Значение слова "DOSSETTI, GIUSEPPE" найдено в 1 источнике

DOSSETTI, GIUSEPPE

найдено в "Historical Dictionary of modern Italy"

(1913–1996)
   Born in Genoa, this passionately religious man took an active part in the resistance to the Nazi occupation even though he always refused to bear arms himself. Dossetti became chairman of the underground Comitato di Liberazione Nazionale/Committee for National Liberation (CLN) in Reggio-Emilia. After the war, he became professor of canonical law and took an important role in the Democrazia Cristiana/Christian Democracy Party (DC), serving on its national steering committee and as deputy to Alcide De Gasperi.
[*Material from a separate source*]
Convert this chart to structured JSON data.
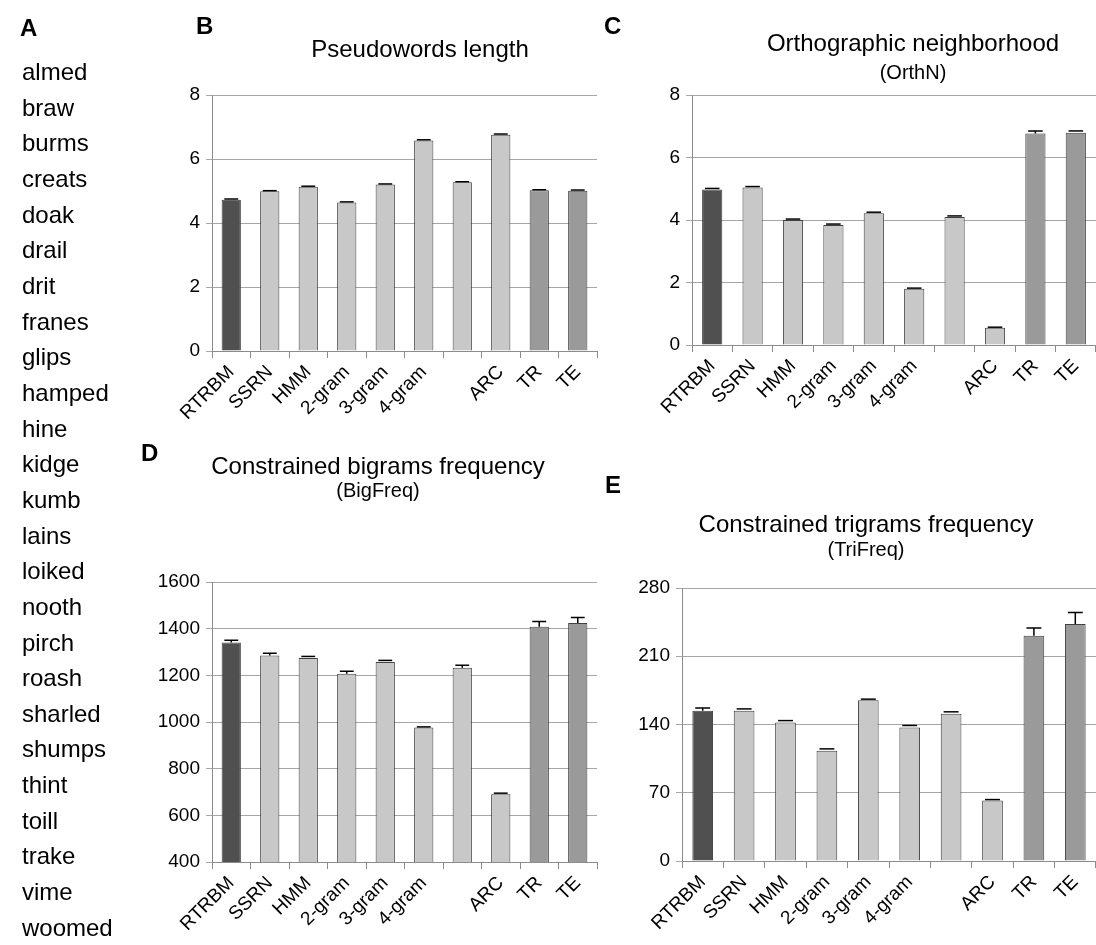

Elected to the Constituent Assembly, where he played an important role in drawing up the progressive guarantees of human and social rights that characterize the first part of the Italian Constitution of 1948, Dossetti was also editor of the influential periodical Cronache Sociale, which, under his direction, opposed Italian accession to the North Atlantic Treaty Organization (NATO) and pressed for radical social reforms.He was elected to the Chamber of Deputies in 1948 but left national politics in 1951, despite the fact that he was the leader of the DC’s internal opposition to De Gasperi and could count upon substantial support among the party membership: A third of the delegates to the 1949 party congress of the DC voted for his program. In 1956, he ran unsuccessfully for the mayorality of Bologna. Dossetti was a member of the Bologna city council until 1958, but this marked the end of his political life. Taking the vows of priesthood (he was ordained in 1959), he founded a small monastic order and thereafter lived the contemplative life, although in 1959 he did participate in the second Vatican Council as an advisor to Giacomo Lecaro, archbishop of Bologna and a leading exponent of dialogue with communism. Dossetti was silent on political questions until April 1994, when he briefly surfaced to propose that committees for the defense of the Constitution should be formed throughout Italy. He died in Bologna, aged, 83 in December 1996.